6.897: Advanced Data Structures (Spring 2003)

Prof. Erik Demaine

[Home] [General motivation] [Requirements] [Projects] [Scribe notes] [Erik's notes] [Email archive] [Accessibility]

General Motivation

The field of data structures is similar in spirit to algorithms: what's the fastest way to solve problem X? But data structures take a different tact, focusing on ways to organize a typically long-lived corpus of data so that queries can be answered really fast. A typical example are web search engines, which store sophisticated indexes that support a variety of queries (e.g., what documents contain word X?) quickly.
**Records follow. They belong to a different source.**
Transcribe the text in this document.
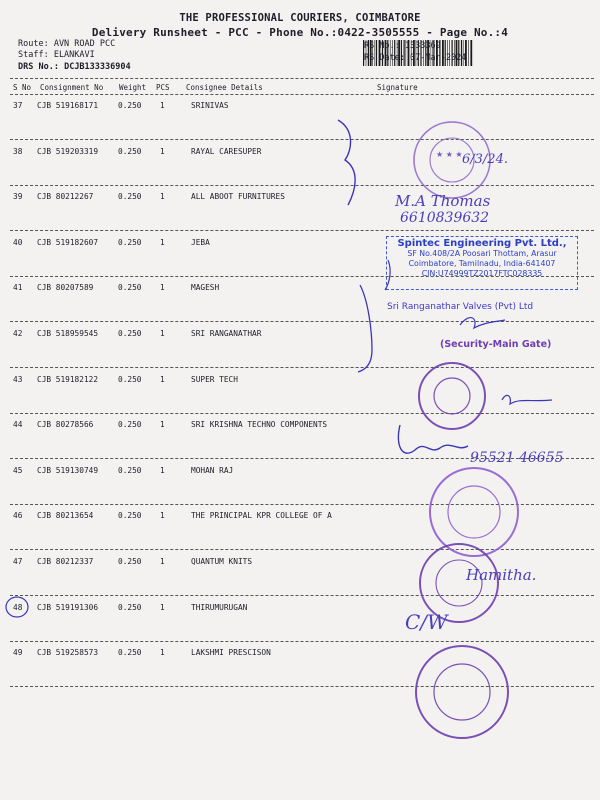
THE PROFESSIONAL COURIERS, COIMBATORE
Delivery Runsheet - PCC - Phone No.:0422-3505555 - Page No.:4
Route: AVN ROAD PCC
Staff: ELANKAVI
DRS No.: DCJB133336904
RS No.: 1333369
RS Date: 07-Mar-2024
S No Consignment No Weight PCS Consignee Details	Signature
37 CJB 519168171	0.250 1	SRINIVAS
38 CJB 519203319	0.250 1	RAYAL CARESUPER
39 CJB 80212267	0.250 1	ALL ABOOT FURNITURES
40 CJB 519182607	0.250 1	JEBA
41 CJB 80207589	0.250 1	MAGESH
42 CJB 518959545	0.250 1	SRI RANGANATHAR
43 CJB 519182122	0.250 1	SUPER TECH
44 CJB 80278566	0.250 1	SRI KRISHNA TECHNO COMPONENTS
45 CJB 519130749	0.250 1	MOHAN RAJ
46 CJB 80213654	0.250 1	THE PRINCIPAL KPR COLLEGE OF A
47 CJB 80212337	0.250 1	QUANTUM KNITS
48 CJB 519191306	0.250 1	THIRUMURUGAN
49 CJB 519258573	0.250 1	LAKSHMI PRESCISON
★ ★ ★ 6/3/24.
M.A Thomas
6610839632
Spintec Engineering Pvt. Ltd.,
SF No.408/2A Poosari Thottam, Arasur
Coimbatore, Tamilnadu, India-641407
CIN:U74999TZ2017FTC028335
Sri Ranganathar Valves (Pvt) Ltd
(Security-Main Gate)
95521 46655
Hamitha.
C/W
In contrast to most algorithmic problems, "linear time" is too slow--you can't afford to scan through the entire web to answer a single query--and the goal is typically logarithmic or even constant time per query. Also, space tends to become a more important issue, because the data corpus is usually big, and you don't really want a data structure that is larger (or even as big as) the data itself.
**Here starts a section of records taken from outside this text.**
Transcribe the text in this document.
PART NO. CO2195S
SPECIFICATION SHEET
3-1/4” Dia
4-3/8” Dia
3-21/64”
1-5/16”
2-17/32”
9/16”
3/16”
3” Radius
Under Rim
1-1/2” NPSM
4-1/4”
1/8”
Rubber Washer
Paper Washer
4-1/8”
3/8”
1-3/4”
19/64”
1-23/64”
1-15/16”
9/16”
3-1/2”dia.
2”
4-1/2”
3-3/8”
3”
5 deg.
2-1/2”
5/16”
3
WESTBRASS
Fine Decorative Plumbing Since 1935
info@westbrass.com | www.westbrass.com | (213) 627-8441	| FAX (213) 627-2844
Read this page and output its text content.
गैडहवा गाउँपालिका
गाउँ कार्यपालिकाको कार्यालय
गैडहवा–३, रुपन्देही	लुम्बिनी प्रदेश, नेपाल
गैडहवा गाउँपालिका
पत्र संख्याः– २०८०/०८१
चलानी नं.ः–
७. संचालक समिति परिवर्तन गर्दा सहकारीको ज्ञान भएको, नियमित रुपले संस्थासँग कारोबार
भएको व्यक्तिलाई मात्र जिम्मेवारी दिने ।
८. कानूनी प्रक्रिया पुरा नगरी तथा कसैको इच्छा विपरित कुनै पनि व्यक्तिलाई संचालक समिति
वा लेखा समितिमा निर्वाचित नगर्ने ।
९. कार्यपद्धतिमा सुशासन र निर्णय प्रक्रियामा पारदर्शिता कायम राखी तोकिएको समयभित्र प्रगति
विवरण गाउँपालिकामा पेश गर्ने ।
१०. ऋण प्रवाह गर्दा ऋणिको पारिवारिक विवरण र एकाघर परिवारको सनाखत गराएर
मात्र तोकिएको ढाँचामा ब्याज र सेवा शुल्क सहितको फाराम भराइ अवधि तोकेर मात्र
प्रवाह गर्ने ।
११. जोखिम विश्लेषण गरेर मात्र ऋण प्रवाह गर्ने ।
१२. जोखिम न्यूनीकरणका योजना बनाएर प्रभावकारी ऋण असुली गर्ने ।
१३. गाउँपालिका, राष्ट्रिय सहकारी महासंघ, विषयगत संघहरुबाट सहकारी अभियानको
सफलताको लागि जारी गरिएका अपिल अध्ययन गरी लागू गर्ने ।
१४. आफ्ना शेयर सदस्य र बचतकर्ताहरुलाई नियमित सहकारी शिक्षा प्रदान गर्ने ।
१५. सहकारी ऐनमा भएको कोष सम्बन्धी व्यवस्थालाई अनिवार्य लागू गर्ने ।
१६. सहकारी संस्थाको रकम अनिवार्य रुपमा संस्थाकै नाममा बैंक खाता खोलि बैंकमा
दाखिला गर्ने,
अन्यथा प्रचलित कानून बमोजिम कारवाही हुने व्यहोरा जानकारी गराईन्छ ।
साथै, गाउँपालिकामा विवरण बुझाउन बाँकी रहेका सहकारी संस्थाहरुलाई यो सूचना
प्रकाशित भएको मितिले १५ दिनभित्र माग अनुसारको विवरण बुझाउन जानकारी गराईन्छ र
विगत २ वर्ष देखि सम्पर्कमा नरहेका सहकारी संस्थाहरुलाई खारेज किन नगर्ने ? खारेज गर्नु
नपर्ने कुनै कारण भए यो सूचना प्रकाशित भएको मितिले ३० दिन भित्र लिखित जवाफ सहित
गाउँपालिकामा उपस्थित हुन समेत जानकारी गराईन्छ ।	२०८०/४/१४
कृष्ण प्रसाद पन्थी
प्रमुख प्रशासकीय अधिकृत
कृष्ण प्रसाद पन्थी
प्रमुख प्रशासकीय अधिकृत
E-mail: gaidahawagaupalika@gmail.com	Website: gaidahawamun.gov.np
To me, data structures are particularly exciting because they are so universal and powerful. Almost every algorithmic problem I've encountered has at least a small data structural component, and knowledge about data structures and the literature has made faster algorithms possible.
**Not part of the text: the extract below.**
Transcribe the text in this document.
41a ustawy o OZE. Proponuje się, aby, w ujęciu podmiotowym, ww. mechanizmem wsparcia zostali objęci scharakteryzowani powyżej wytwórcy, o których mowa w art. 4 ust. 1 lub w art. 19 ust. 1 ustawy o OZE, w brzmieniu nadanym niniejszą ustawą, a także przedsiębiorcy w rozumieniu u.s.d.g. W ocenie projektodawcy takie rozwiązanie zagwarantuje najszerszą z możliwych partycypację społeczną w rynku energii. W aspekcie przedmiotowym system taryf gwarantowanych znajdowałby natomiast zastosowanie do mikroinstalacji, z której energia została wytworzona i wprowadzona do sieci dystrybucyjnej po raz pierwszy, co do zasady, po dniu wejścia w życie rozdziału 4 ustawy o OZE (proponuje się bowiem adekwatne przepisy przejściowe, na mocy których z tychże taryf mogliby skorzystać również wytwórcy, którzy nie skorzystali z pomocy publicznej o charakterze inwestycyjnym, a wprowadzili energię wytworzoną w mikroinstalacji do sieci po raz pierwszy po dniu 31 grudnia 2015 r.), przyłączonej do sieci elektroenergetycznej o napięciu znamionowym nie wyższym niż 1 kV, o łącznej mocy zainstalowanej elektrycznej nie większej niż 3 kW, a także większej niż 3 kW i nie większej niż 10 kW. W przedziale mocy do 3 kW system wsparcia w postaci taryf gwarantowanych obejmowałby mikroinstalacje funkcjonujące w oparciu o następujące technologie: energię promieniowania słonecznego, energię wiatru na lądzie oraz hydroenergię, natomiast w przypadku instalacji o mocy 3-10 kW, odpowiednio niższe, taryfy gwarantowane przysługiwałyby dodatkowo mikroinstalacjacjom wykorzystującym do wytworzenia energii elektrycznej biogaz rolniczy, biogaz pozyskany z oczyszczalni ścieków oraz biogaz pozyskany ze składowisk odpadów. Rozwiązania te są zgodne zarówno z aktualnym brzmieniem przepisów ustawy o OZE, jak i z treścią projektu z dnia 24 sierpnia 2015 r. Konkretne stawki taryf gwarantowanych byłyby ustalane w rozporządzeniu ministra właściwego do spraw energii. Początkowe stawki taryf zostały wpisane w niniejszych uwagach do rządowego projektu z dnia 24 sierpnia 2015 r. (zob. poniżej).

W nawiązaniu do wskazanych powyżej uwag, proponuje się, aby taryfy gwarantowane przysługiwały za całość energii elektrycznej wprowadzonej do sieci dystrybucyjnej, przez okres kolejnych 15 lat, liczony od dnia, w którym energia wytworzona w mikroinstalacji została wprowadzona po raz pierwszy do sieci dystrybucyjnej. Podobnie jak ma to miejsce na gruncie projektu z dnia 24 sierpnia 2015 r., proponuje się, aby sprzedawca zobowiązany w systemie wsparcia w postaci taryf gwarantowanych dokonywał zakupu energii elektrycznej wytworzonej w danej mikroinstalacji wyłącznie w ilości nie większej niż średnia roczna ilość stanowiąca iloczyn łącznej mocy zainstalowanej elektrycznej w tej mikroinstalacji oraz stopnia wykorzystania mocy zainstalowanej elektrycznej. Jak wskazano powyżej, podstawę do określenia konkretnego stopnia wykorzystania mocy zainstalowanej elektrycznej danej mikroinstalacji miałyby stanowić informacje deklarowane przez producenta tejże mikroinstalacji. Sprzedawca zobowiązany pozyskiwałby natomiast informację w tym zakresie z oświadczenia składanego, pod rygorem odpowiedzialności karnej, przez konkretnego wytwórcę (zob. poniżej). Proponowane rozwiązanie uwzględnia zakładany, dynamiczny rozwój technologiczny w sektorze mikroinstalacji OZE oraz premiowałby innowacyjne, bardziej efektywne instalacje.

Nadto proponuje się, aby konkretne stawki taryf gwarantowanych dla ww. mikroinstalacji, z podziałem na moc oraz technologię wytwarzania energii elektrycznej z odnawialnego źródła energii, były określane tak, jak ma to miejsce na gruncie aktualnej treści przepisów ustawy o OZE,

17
Here are a couple of examples of very recent and cool data structures, so that you can judge whether these results excite you and you want to take or sit in the class:

Text indexing and web searching [research over the past several years]. A classic data structure in this area allows you to preprocess text in linear time so that you can search for an arbitrary substring in time proportional to the length of that substring. So searching for one word is really really fast. A recent improvement to this result is that the data structure can be made small, proportional to the text size; and if the text is compressible, the data structure can be equally compressed.
Sorting [past several years]. We all learn sorting is Theta(n lg n), but that's just in the comparison model. A more typical model in the advanced data structures world is that you are sorting integers. In this context, the best known sorting algorithm runs in O(n sqrt(lg lg n)) time (!), and it's even conceivable that sorting is possible in O(n) time!
Sorting and priority queues [Thorup 2002]. You probably know that any priority queue data structure can be turned into a sorting algorithm. Did you know that the reverse is true, too? Any sorting algorithm that runs in O(n * f(n)) time can be converted into a priority queue data structure with O(f(n)) time per operation.
Cache-oblivious data structures [several results in the past 2 years]. Any problem (e.g., sorting, priority queues) are different when you're dealing with disk instead of main memory, or you care about cache performance. A new wave of algorithms and data structures seems to capture most of these issues in a theoretically clean way, and there have been several optimal results along these lines.